To understand this further, you need only look at Bitcoin’s historic price run in 2017, as the value of this token increased from $900 to $20,000 between January and December. However, it lost almost 80% of its value during the first six months of this year, before rebounding slightly over the course of the last week or so.
So while there’s money to be made from Bitcoin’s incredible peaks, its troughs can also bring huge and occasionally devastating losses. Fortunately, it’s possible for investors to leverage cryptocurrency and the blockchain technology that underpins this without focusing solely on Bitcoin, minimizing their risk considerably in the process.
Diversifying your Crypto Portfolio
One of the best ways to profit from cryptocurrency while minimizing your risk is to diversify your portfolio. There’s certainly a wide range of tokens available in the current market, with a total of 1,658 cryptocurrencies listed as recently as March.
The total market capitalization for cryptocurrency is $369 billion, and while the top 20 tokens account for a hefty 89% of the marketplace there’s ample opportunity to spread your investment across a range of high value coins.
The key is to identify each individual token’s risk level, before creating a balanced portfolio that includes a comprehensive range of options. Low risk assets such as stablecoins should account for at least 50% of your portfolio, as these tokens are price stable and pegged to a fiat currency such as the USD. In some instances, a stablecoin may even be pegged to a basket of currencies, minimising the range in which values can rise and fall regardless of the prevailing market conditions.
You can then add a smaller number of medium and higher risk tokens such as Bitcoin into the mix, boosting your short-term gains without compromising the foundations of your portfolio.
What About Investing in Blockchain?
If you decide that even low risk cryptocurrency assets are not for you, there’s still a number of ways in which you can invest in blockchain. While this decentralized ledger technology remains synonymous with cryptocurrency, it has the potential to revolutionize a number of different industries and accepted business processes.
Given this, and with a number of businesses having already leveraged blockchain to overhaul their accounting and supply chain procedures, it may be worth investing in publicly traded blockchain ETFs. These funds track variable baskets of prominent businesses that are utilizing or developing blockchain technology, and typically include market leading banks and financial service firms.

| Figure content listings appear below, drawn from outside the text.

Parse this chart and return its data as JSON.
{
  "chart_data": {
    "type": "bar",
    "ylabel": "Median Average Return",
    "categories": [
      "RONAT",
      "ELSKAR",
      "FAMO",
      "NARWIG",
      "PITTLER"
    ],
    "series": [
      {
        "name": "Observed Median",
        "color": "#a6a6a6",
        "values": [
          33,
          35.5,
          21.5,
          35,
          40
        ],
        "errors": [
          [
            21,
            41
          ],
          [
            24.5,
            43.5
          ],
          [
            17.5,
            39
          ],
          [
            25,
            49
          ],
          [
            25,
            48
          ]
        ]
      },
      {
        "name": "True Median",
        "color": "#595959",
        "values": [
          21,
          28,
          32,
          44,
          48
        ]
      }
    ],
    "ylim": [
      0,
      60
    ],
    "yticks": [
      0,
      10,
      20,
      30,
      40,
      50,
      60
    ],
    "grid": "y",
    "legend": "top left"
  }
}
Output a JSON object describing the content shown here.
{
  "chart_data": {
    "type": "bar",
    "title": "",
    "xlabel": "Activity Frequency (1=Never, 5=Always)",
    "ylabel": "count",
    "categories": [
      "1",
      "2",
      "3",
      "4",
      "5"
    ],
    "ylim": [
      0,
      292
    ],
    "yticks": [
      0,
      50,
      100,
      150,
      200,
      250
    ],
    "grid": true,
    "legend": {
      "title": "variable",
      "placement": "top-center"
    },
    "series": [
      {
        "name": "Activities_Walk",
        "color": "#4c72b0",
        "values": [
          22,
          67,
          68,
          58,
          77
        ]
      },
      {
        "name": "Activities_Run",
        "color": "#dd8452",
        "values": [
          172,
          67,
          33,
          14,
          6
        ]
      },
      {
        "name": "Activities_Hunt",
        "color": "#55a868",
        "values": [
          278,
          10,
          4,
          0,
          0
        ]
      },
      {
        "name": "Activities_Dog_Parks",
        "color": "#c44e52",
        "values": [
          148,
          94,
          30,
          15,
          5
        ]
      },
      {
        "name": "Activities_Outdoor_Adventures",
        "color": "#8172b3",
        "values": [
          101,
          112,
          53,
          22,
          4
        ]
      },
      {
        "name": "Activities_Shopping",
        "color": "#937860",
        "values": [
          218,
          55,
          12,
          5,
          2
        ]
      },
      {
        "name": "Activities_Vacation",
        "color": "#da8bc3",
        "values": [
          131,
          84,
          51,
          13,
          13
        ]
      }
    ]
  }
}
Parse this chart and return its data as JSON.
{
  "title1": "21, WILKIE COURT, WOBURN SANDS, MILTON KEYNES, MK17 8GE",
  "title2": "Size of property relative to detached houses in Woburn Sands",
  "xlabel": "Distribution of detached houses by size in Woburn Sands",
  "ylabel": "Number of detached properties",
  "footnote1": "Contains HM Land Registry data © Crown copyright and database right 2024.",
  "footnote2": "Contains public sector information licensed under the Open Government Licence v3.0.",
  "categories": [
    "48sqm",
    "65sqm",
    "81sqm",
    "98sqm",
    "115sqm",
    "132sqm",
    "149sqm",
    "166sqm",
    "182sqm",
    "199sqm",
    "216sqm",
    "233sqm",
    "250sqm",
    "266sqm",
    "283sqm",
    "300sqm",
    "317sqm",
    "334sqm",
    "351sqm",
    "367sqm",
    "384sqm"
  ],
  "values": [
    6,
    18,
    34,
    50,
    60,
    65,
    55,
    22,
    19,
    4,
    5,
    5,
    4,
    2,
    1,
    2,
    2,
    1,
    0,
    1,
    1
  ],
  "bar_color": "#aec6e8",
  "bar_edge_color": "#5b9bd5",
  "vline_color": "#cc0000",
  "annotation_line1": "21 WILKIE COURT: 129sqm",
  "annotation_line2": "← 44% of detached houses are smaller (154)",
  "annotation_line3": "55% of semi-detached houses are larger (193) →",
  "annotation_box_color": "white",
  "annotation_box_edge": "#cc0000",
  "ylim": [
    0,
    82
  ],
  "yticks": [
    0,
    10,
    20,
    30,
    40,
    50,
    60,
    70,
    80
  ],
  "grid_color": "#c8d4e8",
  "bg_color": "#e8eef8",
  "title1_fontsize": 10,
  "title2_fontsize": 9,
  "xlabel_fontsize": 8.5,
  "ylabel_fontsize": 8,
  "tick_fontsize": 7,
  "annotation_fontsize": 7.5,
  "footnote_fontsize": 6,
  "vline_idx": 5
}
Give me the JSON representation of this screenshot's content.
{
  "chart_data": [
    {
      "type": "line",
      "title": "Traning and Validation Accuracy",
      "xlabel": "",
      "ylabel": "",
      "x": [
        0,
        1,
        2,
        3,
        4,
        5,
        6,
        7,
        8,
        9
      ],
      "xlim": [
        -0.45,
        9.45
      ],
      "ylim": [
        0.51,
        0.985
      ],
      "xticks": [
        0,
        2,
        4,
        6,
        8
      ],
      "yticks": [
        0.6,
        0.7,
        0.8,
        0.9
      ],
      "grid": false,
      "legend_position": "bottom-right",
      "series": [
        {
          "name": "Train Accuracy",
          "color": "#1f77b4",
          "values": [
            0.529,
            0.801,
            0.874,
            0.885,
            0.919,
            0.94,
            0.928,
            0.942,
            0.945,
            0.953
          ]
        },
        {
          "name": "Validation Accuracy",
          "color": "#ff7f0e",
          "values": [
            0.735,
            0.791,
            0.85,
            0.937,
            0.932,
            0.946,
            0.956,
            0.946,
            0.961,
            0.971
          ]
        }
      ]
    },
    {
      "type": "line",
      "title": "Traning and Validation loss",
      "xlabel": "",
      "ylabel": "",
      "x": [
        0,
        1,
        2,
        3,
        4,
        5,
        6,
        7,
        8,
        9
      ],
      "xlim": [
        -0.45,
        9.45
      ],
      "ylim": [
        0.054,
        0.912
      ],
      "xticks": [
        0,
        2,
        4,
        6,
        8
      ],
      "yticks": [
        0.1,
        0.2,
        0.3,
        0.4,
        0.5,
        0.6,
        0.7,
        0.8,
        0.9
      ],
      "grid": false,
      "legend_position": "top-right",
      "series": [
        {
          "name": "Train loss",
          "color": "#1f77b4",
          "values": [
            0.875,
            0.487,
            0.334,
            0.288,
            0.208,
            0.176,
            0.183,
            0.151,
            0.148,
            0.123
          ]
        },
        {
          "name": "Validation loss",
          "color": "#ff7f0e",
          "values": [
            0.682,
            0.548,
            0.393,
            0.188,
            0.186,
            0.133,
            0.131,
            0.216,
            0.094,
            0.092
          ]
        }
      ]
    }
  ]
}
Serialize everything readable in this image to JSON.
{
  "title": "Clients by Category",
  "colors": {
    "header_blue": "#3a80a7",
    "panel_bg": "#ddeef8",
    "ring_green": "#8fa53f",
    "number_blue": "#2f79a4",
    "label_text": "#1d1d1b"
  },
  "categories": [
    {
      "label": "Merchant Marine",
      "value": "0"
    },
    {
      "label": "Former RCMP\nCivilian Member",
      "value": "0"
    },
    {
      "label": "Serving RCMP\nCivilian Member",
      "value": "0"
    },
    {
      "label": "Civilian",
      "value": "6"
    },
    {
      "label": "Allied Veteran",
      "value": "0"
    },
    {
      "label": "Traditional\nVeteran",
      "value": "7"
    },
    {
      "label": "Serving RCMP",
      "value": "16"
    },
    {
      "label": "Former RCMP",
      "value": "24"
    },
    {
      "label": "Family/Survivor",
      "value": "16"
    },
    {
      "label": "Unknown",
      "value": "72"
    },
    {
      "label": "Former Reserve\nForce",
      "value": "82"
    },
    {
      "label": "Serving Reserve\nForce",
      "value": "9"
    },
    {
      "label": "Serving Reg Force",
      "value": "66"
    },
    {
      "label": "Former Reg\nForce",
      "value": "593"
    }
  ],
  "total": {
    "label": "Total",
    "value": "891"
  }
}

You may also find blue-chip stocks such as Taiwan Semiconductor included in blockchain ETFs, along with cutting edge hardware companies such as Nvidia and AMD. A wide range of software developers and ecommerce giants like Overstock are also featured regularly, creating diverse and profitable funds that cover an array of marketplaces.
Not only do the vast majority of these firms have nothing to do with Bitcoin (most leading banks are suspicious of cryptocurrency despite the immense potential of blockchain), but these funds also offer in-built diversity to traders who are looking to spread their investment successfully.
The risk associated with blockchain ETFs is therefore low, making them an ideal vehicle for people who want to capitalize on the growth of blockchain without experiencing the volatile price movements of cryptocurrencies like Bitcoin.